In contrast, the banking sector in Cyprus is experiencing a more challenging situation. Recent data from the Central Bank of Cyprus (CBC) reveals a significant decline in banking sector profitability during the first quarter of 2026. Profits dropped by 23.6 percent, falling to €202 million from €264 million in the same period the previous year. This downturn has been primarily attributed to a decrease in net interest income and losses related to foreign exchange differences.

Despite the decline in profitability, the Cypriot banking sector has seen a slight increase in total assets, which grew by 0.4 percent, or €274 million, reaching €70.23 billion by March 31, 2026. This growth has been driven by an uptick in loans and advances, as well as an increase in debt securities holdings. The CBC noted that lending activity in Cyprus had shown significant growth throughout 2025, with loans held by the sector rising to €31.7 billion.

However, the Common Equity Tier 1 ratio for Cypriot banks experienced a decline of 0.7 percentage points, settling at 25.1 percent. The CBC attributed this decrease to an increase in the total risk exposure amount, which offset gains in capital. This development raises concerns about the banks' ability to absorb potential losses in a fluctuating economic environment.

Asset quality within the Cypriot banking sector remains resilient, with the non-performing loan ratio holding steady at 1.6 percent as of March 2026. Total non-performing loans amounted to €835 million against a total loan portfolio of €51.3 billion. Furthermore, the coverage ratio for these non-performing loans improved to 62.7 percent, up from 62.3 percent at the end of 2025, indicating a stronger buffer against potential defaults.

The CBC also highlighted broader trends in the Cypriot banking system, noting that excess liquidity fell to €17.4 billion by the end of 2025. While deposits and cash equivalents saw a slight decline, total liabilities for the sector increased to €63.1 billion, primarily driven by higher deposits from households and non-financial corporations.

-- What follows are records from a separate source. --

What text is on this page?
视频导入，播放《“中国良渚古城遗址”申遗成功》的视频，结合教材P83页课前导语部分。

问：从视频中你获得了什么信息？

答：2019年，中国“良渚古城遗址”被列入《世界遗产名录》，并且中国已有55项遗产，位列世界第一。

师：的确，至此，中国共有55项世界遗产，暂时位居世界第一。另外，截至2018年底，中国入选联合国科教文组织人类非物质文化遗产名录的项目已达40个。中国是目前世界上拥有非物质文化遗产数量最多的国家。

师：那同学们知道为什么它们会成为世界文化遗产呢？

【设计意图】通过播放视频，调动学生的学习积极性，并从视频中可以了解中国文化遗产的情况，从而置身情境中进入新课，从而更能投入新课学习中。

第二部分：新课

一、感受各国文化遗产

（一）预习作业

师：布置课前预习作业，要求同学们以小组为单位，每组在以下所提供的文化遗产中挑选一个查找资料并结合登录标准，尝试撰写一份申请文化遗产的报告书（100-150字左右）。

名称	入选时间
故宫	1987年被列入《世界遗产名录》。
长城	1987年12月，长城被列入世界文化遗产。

In summary, while the EU banking sector displays signs of growth and stability, the Cypriot banking landscape faces challenges with declining profitability and fluctuating capital ratios. The resilience in asset quality and the increase in total assets provide a foundation for potential recovery, but ongoing monitoring and strategic adjustments will be essential for navigating the evolving economic landscape.